春の亡霊

[1]修了できない
 修了できない。大学院の修士論文が完成せず、提出できない夢を毎年この時期に見る。夢の中で夏から半年放置した論文を睨みつけて絶望している自分がいる。
 目が覚めると社会人で良かった(良くない)と思うが、実際のところ大学院の頃の僕はどうだったかを振り返ってみると、修士論文を書いている記憶がほとんどない。
 というのも大学院2年生の夏、僕はもう「負けた」と思っていた。「負けた」のは自分に対しても、凄すぎる同僚に対しても、教授に対してもそうだった。運良く院に入ったものの、その力の差は歴然で、自分の努力も足りず、モチベーションを上げることのできないまま、提出まで後半年という状態だった。

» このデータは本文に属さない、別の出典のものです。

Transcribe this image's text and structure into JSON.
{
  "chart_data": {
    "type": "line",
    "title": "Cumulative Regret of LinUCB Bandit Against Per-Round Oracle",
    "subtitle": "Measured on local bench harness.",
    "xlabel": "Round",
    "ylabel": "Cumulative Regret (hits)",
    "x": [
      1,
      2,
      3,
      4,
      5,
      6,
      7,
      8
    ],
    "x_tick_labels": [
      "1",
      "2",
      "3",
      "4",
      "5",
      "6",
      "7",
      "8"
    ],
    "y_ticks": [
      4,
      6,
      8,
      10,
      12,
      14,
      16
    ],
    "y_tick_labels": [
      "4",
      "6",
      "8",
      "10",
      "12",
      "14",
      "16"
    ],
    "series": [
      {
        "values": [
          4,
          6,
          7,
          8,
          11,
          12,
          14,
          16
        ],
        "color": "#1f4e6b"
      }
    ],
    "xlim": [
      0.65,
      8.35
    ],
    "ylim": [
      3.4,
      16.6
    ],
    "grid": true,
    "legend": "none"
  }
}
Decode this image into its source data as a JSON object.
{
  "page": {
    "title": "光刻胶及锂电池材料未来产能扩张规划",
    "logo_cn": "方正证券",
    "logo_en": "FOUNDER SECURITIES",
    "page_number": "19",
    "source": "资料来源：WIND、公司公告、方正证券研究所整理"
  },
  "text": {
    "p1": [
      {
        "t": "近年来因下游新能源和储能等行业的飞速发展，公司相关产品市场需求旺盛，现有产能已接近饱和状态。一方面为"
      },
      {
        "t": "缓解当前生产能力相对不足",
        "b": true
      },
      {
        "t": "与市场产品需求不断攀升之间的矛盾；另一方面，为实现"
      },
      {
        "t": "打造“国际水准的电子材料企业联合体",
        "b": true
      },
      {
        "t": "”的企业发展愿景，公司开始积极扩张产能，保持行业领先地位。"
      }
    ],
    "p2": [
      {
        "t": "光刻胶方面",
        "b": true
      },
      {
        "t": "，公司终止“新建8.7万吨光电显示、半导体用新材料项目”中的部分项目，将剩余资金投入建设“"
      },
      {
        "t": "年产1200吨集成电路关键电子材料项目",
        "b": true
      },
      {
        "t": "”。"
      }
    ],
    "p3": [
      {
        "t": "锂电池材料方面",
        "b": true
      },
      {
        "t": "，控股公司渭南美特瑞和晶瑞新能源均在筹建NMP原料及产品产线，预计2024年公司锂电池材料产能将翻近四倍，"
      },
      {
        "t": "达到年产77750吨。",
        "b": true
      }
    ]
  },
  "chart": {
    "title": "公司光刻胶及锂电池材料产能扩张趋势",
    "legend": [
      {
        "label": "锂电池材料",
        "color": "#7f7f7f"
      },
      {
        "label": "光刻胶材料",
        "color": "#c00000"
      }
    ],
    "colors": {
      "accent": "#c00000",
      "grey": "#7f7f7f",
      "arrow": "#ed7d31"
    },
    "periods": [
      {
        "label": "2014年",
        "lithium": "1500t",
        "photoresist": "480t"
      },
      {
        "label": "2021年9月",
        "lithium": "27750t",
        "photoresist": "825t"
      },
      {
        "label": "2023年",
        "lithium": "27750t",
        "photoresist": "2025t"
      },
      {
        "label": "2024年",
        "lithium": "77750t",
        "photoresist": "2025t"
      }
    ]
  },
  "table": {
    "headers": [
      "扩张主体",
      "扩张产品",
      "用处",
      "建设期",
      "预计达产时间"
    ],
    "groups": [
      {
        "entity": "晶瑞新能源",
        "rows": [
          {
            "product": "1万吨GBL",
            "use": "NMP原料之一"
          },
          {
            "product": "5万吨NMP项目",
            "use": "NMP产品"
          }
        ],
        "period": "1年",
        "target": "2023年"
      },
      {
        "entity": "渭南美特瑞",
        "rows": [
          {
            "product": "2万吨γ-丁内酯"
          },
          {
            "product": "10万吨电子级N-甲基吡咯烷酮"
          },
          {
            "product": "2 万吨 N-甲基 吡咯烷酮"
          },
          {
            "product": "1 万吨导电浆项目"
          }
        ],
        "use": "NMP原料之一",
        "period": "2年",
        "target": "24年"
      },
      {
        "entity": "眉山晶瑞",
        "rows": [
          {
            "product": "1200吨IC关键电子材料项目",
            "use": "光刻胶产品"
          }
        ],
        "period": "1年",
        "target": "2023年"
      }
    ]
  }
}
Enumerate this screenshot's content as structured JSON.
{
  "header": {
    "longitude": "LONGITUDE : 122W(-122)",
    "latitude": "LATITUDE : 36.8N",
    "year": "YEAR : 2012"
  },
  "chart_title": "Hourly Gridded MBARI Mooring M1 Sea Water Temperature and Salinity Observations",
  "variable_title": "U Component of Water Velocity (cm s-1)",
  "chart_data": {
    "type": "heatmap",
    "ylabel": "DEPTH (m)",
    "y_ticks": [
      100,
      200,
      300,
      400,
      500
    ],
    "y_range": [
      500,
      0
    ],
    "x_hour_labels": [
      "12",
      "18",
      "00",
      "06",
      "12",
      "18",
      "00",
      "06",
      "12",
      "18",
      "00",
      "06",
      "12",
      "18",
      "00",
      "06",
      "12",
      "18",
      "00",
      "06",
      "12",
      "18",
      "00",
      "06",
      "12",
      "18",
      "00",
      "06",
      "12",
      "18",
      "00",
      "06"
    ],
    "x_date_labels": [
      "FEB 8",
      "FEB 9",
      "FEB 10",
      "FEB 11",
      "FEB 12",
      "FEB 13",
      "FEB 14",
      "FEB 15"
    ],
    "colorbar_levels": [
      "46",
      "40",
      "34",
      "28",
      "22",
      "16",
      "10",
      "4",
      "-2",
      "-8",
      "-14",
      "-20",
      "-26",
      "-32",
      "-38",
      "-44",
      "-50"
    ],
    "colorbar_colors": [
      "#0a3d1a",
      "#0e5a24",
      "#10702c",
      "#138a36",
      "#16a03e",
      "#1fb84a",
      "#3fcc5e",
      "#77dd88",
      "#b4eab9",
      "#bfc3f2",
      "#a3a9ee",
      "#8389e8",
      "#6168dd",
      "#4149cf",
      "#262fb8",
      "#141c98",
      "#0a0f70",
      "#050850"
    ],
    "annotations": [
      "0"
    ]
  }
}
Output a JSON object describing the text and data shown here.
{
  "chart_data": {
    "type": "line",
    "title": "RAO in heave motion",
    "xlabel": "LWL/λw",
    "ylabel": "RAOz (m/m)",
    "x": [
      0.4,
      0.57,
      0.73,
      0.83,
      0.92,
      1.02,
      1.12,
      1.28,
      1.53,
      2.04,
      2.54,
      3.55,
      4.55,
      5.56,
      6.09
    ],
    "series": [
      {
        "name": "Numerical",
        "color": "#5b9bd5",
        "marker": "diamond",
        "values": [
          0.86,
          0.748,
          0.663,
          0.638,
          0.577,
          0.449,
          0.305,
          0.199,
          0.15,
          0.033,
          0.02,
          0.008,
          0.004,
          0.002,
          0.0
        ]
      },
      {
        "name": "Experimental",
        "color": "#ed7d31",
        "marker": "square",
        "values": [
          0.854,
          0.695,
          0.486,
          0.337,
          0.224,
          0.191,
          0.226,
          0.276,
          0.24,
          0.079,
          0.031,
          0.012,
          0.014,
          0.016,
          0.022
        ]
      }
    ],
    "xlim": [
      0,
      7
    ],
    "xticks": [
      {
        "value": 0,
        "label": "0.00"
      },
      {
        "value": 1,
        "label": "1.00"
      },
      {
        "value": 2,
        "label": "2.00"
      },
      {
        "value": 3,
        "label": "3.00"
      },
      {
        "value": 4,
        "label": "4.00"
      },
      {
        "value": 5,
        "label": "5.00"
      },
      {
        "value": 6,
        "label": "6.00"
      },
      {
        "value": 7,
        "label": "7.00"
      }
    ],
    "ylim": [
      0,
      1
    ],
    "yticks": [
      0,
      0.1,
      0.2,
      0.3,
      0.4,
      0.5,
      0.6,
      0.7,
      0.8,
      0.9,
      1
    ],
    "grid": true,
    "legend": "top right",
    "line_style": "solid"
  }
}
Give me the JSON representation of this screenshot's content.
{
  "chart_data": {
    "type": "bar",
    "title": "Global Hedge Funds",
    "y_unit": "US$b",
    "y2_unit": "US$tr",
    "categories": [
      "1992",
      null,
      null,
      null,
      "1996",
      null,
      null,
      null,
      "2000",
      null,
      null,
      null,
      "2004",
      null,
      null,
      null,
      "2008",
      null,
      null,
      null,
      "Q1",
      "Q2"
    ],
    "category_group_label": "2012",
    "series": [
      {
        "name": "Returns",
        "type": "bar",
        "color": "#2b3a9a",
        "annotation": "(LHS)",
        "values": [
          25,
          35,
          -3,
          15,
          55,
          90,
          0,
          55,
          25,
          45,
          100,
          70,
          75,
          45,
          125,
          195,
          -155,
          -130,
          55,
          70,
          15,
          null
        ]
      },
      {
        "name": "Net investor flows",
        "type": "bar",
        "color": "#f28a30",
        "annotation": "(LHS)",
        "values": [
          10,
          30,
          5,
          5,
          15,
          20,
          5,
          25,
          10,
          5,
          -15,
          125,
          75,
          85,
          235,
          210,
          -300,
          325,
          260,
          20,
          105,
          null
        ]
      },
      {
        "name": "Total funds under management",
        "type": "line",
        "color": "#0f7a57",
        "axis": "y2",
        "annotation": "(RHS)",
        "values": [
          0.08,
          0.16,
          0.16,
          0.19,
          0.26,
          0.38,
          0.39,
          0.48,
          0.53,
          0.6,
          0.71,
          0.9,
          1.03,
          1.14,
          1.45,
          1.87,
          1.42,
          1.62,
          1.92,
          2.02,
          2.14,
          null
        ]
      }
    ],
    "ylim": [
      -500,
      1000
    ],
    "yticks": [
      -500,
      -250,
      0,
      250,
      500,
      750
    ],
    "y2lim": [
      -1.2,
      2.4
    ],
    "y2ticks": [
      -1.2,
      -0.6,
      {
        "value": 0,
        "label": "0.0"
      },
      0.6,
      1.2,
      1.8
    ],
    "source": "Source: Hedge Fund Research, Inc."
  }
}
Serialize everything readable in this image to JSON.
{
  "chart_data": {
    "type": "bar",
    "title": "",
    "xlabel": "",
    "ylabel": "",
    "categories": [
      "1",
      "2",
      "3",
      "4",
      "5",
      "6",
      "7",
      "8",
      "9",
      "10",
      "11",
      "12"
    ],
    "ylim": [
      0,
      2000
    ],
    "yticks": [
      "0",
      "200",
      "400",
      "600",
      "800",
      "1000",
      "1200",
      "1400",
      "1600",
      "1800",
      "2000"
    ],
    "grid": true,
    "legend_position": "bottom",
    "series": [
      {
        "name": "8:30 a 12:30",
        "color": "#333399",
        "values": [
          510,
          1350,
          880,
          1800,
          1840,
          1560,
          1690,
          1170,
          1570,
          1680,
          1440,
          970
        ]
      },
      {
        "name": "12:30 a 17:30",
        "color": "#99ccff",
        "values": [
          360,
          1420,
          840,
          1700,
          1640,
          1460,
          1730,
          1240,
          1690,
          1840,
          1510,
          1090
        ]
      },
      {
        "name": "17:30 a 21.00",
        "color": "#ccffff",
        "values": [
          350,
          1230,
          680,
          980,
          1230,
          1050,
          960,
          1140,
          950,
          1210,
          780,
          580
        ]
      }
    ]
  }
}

 「もう負けた。ここから先の人生、どうすればいいんだろう」と考えながら、身の入らない、地に足のつかない論文というには烏滸がましいほど散らかった文章をつらつらと書き並べていた。
 結果的に大学院を修了することはできたが、論文が完成したとか、出来がどうだったというにはほど遠い、箸にも棒にもかからない中途半端な結末を迎えた。そして、就職先も決めずぬるい執行猶予の春を迎えた。

[2]春の亡霊
 そこから一年フリーターをしながら就職活動を始め、ブラック企業、ブラック企業、今の職に至る。
 もう随分前のことなのに、僕はまだ夢の中で大学院を修了できずにいる。それはきっと後悔からくるものではなく、どれだけ必死に頑張っても追いつけないという挫折の記憶が、春の亡霊として枕元に立っているのだった。
 それは、これまでの人生「頑張ったらどうにかなる」ものが、「頑張っても自分の力では切り拓けないものがある」という学びを得る機会でもあった。
 しばらくするとそこから派生して「これだけ頑張ったんだから、自分を責めないで褒めよう。駄目だったのはそういう運命で、きっとそれはそれで良い人生が拓けるはず。自分お疲れ〜☆」と思えるようになった。
 春の亡霊は、未だに毎年夢の中で僕を大学院に幽閉するけれど、現実を生きる処方箋を、毎年思い出させてくれる大事な亡霊でもあった。